Jede Jugendbewegung entsteht aus Unzufriedenheit mit den vorherrschenden Zuständen. Zu Beginn des 20. Jh. suchten junge Leute einen Ausweg aus den Zwängen der bürgerlichen Gesellschaft. Arbeiterjugendvereine, die Pfadfinderbewegung, konfessionelle Jugendgruppen und eben auch die Wandervogelbewegung entwickelten sich in dieser Zeit.

Der ÖSTERREICHISCHE WANDERVOGEL (ÖWV) wurde vom Prager Studenten Hans Mautschka (1888-1914) nach dem Vorbild des deutschen Wandervogels, der schon 10 Jahre zuvor in Berlin-Steglitz gegründet worden war, ins Leben gerufen. Die Bewegung wurde zuerst inoffiziell 1909 in Böhmen und dann zu Pfingsten 1911 als ,,ÖWV, Bund für deutsches Jugendwandern'', offiziell in Wien gegründet. Die Grundidee bei der Entstehung der Wandervogelbewegung war schon das Wandern an sich, aber daneben waren Fahrt, Gemeinschaft, Singen, Naturverbundenheit, Tanz und Abstinenz genauso prägende Merkmale. Die Beschäftigung mit Themen wie Politik, Pädagogik oder der Schaffung einer Wandervogel-Kultur wurde abgelehnt, damit sich die eigene Meinung und der Charakter der Jugendlichen ohne Vorurteile entwickeln konnte.
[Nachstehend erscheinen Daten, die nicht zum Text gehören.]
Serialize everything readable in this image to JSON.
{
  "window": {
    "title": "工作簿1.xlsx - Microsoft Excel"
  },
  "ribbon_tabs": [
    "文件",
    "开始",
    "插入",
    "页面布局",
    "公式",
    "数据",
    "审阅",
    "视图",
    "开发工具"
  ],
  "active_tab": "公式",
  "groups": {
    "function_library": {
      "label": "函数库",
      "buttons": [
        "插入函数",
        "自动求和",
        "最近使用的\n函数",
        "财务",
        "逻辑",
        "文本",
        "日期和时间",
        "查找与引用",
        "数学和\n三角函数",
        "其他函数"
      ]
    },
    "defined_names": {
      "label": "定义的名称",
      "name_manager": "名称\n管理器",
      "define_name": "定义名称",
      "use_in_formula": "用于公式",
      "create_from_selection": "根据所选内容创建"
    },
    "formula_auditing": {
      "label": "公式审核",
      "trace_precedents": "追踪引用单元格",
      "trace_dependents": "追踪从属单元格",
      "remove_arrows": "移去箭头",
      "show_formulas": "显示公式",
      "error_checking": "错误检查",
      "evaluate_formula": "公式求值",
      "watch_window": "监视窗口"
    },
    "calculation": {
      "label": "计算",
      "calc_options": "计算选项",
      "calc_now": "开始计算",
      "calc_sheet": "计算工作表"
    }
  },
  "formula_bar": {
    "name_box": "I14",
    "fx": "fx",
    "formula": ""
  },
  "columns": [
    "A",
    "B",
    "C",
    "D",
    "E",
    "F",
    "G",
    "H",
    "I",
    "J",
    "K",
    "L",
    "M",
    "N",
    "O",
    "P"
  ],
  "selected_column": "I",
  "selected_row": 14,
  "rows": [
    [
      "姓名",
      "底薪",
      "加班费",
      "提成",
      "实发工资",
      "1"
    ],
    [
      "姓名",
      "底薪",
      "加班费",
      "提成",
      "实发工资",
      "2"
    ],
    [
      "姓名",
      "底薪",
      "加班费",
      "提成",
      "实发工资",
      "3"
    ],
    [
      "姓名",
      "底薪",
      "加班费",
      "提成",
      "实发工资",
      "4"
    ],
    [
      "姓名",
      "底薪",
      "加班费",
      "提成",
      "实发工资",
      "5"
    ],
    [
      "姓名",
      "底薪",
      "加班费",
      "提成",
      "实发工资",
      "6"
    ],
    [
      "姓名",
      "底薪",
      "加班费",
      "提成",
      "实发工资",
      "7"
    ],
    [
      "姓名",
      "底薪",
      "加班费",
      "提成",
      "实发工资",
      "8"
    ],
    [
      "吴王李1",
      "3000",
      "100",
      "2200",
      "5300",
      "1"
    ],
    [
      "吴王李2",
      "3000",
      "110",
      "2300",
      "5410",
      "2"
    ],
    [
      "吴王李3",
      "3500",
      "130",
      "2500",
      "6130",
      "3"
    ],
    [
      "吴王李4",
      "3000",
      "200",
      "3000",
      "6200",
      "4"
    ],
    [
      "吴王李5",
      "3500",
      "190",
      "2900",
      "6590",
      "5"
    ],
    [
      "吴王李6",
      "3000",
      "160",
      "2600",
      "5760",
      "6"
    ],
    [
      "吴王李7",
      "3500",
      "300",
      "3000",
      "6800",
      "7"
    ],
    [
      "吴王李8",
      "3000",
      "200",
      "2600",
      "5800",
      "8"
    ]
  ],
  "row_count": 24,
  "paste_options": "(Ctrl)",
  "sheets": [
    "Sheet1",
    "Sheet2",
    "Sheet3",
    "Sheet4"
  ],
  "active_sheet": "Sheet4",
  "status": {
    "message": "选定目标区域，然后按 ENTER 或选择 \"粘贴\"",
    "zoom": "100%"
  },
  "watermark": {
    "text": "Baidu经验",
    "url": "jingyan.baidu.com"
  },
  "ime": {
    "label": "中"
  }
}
Zu dieser Zeit war der ÖWV geprägt durch ein reges Interesse an Fragen wie Volkskunde und Volkstumspflege. Das Bundeszeichen wurde der silberne Greif auf blauem Grund und ist es bis heute.

Von 11. - 13. Oktober 1913 fand das große Jugendtreffen am Hohen Meißner (Berg in Hessen) statt, bei dem etwa 4000 Jugendbewegte verschiedener Bünde über Grundsätze und Ziele der deutschen Jugendbewegung diskutierten. Auch der ÖWV war vertreten. Zu diesem Zeitpunkt gab es in der österreichischen Reichshälfte der Donaumonarchie bereits 63 Jugendgruppen. Bei diesem Treffen wurde die Meißner Formel beschlossen, die von zeitloser Gültigkeit ist. Sie ist bis heute unser Grundsatz.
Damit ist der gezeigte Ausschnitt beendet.